Emsal Mahkeme Kararı İstanbul Bölge Adliye Mahkemesi 43. Hukuk Dairesi 2020/996 E. 2022/986 K. 22.09.2022 T.

Görüntülediğiniz mahkeme kararı henüz kesinleşmemiştir. Yararlı olması amacıyla eklenmiştir.

T.C.
İSTANBUL
BÖLGE ADLİYE MAHKEMESİ
43. HUKUK DAİRESİ
DOSYA NO: 2020/996
KARAR NO: 2022/986
T Ü R K M İ L L E T İ A D I N A
İ S T İ N A F K A R A R I
İNCELENEN KARARIN
MAHKEMESİ: İSTANBUL ANADOLU 7. ASLİYE TİCARET MAHKEMESİ
TARİHİ: 26/06/2019
NUMARASI: 2016/9 Esas – 2019/822 Karar
DAVA: Sigorta (Mal Sigortası Kaynaklı)
İSTİNAF KARAR TARİHİ: 22/09/2022
Taraflar arasında görülen dava neticesinde ilk derece mahkemesince verilen hükmün davacı vekilince istinaf edilmesi üzerine düzenlenen rapor ve dosya kapsamı incelenip gereği görüşülüp düşünüldü;
TARAFLARIN İDDİA VE SAVUNMALARININ ÖZETİ
DAVA: Davacı vekili dava dilekçesinde özetle; davacı şirkete … sayılı nakliyat emtia sigortası sözleşmesi ve ona tekaddüm eden ıcc klozu hükümleri kapsamında dava dışı … A.Ş. adına sigortalı rulo sac emtiasının yurt dışından ithal edildikten sonra davalı yurtiçi taşıma işini üstlenen taşıyıcı tarafından Marport Limanından alıcı sigortalının Silivri’deki fabrikasına taşınması için fiili taşıyıcı …’ın sorumluluğundaki araca yüklendiği, ancak yüklenen bu emtianın paletten kayması sonucunda yere düştüğü ve hasara uğradığı, hasar ihbarı sonucunda sigorta tazminat bedeli olarak 4.980,00 TL.’nin 27/03/2015 tarihinde sigortalıya ödendiği, davalılardan … Sigorta’nın … şirketinin taşımalardan kaynaklanan mali sorumluluğunu teminat altına alan sigortacısı olduğu, davalı … Şirketinin ise taşıma işlerini organize eden forwarder olduğu, bu haliyle davalıların sorumlu olduğu belirtilerek 4.980,00 TL. sigorta tazminat bedelinin 27/03/2015 tarihinden işleyecek avans faizi ile birlikte tahsili istemine ilişkindir.

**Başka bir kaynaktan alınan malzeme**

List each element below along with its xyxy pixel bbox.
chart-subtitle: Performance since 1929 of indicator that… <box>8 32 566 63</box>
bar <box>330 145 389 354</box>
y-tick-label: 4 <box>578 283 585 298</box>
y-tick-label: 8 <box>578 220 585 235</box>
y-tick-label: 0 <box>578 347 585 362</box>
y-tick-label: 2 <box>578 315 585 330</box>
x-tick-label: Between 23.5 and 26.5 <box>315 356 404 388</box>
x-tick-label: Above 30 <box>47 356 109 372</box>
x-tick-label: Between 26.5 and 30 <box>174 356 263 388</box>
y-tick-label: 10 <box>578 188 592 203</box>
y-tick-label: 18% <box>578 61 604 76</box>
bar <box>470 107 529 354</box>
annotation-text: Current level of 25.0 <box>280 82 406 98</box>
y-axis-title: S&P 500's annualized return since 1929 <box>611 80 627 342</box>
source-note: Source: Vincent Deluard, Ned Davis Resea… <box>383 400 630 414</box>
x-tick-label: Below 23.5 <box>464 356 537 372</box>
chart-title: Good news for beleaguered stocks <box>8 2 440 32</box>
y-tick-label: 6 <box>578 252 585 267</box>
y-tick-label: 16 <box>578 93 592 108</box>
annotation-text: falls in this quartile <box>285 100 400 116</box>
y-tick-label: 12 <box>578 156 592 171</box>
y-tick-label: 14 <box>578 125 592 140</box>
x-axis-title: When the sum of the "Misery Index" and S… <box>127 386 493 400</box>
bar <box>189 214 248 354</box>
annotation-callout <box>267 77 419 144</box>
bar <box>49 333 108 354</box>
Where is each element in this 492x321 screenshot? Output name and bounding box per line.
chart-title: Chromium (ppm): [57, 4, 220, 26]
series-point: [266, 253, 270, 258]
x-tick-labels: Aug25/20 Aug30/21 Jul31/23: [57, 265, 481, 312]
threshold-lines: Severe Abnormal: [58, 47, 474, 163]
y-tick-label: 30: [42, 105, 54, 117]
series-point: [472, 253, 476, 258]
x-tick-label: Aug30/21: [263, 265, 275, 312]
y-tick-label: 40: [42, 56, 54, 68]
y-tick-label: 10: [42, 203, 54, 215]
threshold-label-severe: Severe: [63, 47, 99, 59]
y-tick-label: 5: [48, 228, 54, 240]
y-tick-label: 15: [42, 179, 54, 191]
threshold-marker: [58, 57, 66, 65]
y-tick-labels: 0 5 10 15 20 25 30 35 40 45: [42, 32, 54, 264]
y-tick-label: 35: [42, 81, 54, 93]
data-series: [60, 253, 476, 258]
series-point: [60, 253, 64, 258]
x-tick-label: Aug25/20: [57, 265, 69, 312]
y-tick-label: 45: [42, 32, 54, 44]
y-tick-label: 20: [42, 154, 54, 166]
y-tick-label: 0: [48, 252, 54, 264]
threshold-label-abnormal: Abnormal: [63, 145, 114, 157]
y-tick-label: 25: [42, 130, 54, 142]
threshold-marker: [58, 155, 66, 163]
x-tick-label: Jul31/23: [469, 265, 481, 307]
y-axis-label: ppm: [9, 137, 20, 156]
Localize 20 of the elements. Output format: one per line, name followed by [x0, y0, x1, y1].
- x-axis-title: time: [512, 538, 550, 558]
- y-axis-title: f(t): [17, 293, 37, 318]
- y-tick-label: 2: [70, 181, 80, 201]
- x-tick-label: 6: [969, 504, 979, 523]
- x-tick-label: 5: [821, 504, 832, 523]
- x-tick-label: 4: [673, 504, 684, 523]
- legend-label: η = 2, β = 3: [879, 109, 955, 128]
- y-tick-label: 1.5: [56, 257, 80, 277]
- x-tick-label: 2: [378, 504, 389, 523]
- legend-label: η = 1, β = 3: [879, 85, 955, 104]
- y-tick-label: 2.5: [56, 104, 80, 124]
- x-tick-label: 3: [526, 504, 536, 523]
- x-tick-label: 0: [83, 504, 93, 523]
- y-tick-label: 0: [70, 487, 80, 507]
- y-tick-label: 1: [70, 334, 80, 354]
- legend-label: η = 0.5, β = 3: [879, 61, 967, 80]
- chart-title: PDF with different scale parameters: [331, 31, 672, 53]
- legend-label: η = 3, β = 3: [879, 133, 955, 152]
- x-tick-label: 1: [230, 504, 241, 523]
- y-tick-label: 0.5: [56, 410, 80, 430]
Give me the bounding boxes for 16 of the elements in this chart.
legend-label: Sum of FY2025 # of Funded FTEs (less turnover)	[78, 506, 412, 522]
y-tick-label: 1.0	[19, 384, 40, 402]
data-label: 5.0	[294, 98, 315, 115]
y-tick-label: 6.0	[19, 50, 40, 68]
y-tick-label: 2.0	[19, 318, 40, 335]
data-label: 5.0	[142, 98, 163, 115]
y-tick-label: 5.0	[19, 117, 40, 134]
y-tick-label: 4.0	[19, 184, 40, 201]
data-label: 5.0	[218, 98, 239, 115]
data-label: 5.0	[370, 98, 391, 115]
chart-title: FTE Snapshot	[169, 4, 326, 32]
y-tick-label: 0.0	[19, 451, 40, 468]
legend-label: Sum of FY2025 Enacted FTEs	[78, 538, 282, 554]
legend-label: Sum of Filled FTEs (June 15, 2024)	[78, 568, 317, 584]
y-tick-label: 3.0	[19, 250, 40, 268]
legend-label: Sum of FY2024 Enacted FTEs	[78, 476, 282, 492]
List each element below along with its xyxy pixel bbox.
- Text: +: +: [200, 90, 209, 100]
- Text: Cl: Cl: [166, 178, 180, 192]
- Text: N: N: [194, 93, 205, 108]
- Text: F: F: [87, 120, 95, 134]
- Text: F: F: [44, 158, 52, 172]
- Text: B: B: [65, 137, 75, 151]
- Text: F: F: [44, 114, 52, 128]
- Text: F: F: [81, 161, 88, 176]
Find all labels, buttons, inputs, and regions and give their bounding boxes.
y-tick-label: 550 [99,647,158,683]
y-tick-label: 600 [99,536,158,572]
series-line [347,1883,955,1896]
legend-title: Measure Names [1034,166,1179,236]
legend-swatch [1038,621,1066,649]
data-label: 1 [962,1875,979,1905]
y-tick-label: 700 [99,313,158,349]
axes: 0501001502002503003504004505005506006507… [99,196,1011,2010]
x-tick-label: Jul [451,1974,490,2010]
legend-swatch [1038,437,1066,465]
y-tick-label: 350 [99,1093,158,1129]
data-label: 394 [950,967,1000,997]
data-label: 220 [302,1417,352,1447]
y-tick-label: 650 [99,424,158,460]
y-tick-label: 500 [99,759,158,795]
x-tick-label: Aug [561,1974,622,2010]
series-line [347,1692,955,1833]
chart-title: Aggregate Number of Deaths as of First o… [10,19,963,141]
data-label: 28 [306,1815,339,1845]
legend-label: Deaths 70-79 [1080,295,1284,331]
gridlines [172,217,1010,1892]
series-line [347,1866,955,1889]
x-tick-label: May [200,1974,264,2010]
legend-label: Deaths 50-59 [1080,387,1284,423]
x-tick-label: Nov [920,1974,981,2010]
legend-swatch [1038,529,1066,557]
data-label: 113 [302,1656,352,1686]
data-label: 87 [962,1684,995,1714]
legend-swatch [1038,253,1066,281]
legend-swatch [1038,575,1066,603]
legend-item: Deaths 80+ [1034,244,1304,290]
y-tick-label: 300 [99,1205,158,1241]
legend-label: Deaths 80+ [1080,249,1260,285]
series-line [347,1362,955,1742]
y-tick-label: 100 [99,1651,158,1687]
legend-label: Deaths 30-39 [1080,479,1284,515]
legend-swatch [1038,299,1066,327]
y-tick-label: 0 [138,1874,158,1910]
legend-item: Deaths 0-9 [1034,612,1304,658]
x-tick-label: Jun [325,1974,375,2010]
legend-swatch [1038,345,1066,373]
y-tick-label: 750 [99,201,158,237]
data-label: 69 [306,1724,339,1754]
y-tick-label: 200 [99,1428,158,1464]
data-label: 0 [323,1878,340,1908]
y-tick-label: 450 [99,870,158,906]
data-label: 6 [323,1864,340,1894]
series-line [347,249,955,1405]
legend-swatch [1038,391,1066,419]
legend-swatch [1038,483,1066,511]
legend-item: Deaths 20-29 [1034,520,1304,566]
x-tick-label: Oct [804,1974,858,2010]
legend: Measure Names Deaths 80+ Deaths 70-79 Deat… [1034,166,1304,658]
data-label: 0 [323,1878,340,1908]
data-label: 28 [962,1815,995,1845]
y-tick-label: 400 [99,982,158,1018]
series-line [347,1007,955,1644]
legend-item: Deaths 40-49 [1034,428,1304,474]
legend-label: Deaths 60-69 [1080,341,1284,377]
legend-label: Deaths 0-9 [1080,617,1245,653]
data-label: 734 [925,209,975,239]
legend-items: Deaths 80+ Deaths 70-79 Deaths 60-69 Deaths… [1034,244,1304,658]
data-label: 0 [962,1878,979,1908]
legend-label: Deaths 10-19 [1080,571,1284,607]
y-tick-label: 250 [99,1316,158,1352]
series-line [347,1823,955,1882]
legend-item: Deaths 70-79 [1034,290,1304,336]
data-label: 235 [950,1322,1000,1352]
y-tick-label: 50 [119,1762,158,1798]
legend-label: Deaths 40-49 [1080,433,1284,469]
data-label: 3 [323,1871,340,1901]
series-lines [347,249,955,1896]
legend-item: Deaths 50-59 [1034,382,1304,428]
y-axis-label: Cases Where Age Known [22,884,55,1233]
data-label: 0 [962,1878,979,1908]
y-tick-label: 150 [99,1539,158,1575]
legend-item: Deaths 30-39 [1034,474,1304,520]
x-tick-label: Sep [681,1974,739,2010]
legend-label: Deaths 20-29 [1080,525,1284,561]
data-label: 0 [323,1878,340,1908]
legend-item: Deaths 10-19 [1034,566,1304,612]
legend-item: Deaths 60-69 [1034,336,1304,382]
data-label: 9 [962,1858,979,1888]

CEVAP: Davalı vekili cevap dilekçesinde özetle; davacının davadan önce yapmış olduğu başvuru üzerine hasar dosyası açıldığı, hasarın Marpot Limanı’nda rulo saclarının tahliyesi sırasında meydana geldiği, bu hasarın Türkiye Cumhuyireti sınırları içerisinde gerçekleşmemiş olması ve kamyon klozu dışında kalan hasarlar için poliçede teminat verilmemiş olması nazara alındığında davanın reddine karar verilmesi talep edilmiştir.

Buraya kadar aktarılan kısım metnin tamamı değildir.